De basis voor deze verontrustende plannen is vastgelegd in het Verdrag van Lissabon waarin een bewapeningsverplichting staat ingeschreven (art 42 lid 3: “de lidstaten verbinden zich ertoe hun militaire vermogens geleidelijk te verbeteren), wat er dus op neer komt dat de belangen van de wapenindustrie verdragrechtelijk zijn vastgelegd.
Het beheer en de sturing van dit alles gebeurt door het Europees Defensie Agentschap wat zowat het forum is geworden van het Europees Militair Industrieel Complex. De wapenindustrie is er via werkgroepen en voorbereidende rapporten goed in ingebed en kan zo een ongeziene politieke invloed uitoefenen. Het voorstel van de commissie voor de oprichting van een Defensiefonds komt trouwens gedeeltelijk uit de industriële pen, want het staat nauwkeurig geformuleerd in een rapport van de Group of Personalities (in de schoot van EDA) uit 2015.
Dit voorjaar namen Frankrijk en Duitsland het initiatief tot het tweede luik van de versnelde militarisering met een plan voor PESCO (de “Permanent Gestructureerde Samenwerking”). Met PESCO wordt een slapend gedrocht uit het Verdrag van Lissabon wakker gemaakt (art 46). Een groep van lidstaten zal nauwer samenwerken op basis van strenge criteria op vlak van militaire vermogens en hoge ambities op vlak van inzetbaarheid.
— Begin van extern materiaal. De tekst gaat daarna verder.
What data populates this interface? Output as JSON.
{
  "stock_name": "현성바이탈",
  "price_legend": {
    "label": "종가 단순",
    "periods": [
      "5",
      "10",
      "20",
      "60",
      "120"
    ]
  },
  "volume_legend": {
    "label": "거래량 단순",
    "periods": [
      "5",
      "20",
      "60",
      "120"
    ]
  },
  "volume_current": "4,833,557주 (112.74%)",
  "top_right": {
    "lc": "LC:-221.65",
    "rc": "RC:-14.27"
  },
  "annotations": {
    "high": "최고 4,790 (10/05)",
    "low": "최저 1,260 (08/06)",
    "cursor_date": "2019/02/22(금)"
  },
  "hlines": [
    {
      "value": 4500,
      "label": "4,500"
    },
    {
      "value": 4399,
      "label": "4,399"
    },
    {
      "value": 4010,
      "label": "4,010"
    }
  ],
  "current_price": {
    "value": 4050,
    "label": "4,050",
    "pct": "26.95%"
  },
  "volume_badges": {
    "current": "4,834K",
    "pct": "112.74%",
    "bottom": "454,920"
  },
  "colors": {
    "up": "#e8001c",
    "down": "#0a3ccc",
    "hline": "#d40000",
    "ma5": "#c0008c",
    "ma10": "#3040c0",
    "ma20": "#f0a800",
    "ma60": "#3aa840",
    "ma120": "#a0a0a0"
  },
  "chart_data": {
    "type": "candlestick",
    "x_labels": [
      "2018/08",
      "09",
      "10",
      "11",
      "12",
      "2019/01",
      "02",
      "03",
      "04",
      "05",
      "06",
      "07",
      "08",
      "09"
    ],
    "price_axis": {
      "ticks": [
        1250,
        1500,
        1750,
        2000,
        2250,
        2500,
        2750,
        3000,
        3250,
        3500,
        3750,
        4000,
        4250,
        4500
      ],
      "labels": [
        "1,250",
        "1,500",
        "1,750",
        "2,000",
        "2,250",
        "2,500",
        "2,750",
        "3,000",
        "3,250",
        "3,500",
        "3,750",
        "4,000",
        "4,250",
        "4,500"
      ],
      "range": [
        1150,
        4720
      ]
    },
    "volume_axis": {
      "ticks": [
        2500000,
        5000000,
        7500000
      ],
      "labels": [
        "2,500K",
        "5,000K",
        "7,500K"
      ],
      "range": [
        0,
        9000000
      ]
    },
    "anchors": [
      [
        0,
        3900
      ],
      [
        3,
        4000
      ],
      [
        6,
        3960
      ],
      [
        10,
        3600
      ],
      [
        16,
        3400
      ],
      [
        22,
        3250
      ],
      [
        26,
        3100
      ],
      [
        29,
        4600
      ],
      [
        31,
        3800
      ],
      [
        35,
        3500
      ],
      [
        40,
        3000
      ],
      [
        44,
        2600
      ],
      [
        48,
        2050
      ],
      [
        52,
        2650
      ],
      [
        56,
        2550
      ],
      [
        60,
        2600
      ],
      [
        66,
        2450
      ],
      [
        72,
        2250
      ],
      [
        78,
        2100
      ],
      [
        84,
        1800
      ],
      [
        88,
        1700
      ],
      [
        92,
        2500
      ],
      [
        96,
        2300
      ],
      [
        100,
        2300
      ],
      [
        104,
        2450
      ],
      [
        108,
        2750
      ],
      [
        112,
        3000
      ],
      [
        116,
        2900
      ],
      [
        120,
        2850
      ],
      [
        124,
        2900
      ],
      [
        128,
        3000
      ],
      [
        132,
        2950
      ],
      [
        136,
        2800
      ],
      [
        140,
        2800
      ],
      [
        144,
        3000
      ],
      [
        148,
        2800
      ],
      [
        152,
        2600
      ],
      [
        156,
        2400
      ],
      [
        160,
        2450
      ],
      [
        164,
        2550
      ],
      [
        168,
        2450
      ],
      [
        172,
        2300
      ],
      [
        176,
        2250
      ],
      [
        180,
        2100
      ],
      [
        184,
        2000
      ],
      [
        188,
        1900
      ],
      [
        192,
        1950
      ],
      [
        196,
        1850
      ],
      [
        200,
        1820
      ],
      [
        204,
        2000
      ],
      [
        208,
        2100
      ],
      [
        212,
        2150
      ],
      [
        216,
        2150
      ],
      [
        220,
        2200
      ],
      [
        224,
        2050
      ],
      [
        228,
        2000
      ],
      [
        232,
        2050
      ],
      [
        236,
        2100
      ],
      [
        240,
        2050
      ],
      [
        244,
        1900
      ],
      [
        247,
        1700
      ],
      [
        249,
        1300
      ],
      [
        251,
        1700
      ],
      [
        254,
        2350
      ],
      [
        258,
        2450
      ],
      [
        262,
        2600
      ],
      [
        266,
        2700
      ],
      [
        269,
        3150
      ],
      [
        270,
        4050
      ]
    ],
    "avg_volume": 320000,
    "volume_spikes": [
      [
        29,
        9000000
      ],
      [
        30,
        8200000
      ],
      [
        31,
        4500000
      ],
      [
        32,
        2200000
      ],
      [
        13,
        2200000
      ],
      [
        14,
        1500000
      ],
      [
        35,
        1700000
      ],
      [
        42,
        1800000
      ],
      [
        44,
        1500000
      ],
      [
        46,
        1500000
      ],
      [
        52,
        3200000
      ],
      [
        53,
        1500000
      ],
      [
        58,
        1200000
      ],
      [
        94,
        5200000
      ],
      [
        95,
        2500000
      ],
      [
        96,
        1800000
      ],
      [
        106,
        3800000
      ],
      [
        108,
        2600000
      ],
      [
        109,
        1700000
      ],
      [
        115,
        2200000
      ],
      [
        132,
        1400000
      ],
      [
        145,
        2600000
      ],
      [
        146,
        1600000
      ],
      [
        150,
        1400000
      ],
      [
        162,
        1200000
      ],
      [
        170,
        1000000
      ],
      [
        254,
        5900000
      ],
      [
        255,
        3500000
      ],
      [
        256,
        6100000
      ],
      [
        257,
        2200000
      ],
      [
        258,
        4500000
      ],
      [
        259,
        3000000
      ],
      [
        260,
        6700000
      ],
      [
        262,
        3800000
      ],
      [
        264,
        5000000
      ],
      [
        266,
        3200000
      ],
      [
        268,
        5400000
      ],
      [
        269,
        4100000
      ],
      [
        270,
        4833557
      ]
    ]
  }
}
België is alvast kandidaat om toe te treden. En dat zal niet gaan zonder extra middelen. Je kan het vergelijken met de groep Europese lidstaten die de Euro vormen en daarvoor eveneens strenge (begrotings)normen in acht moeten nemen. Parallel lanceerde de commissie ook een white paper over de toekomst van Europa met veel aandacht voor het Europees Veiligheids- en Defensiebeleid en een aparte militaire reflectienota waarin verschillende mogelijke scenario’s worden voorgesteld.
Dat alles moet uiteindelijk in versnelde pas leiden tot een goed uitgebouwde en onderbouwde militarisering van de Europese Unie.
Dit artikel is eerder verschenen op de website van Vrede vzw.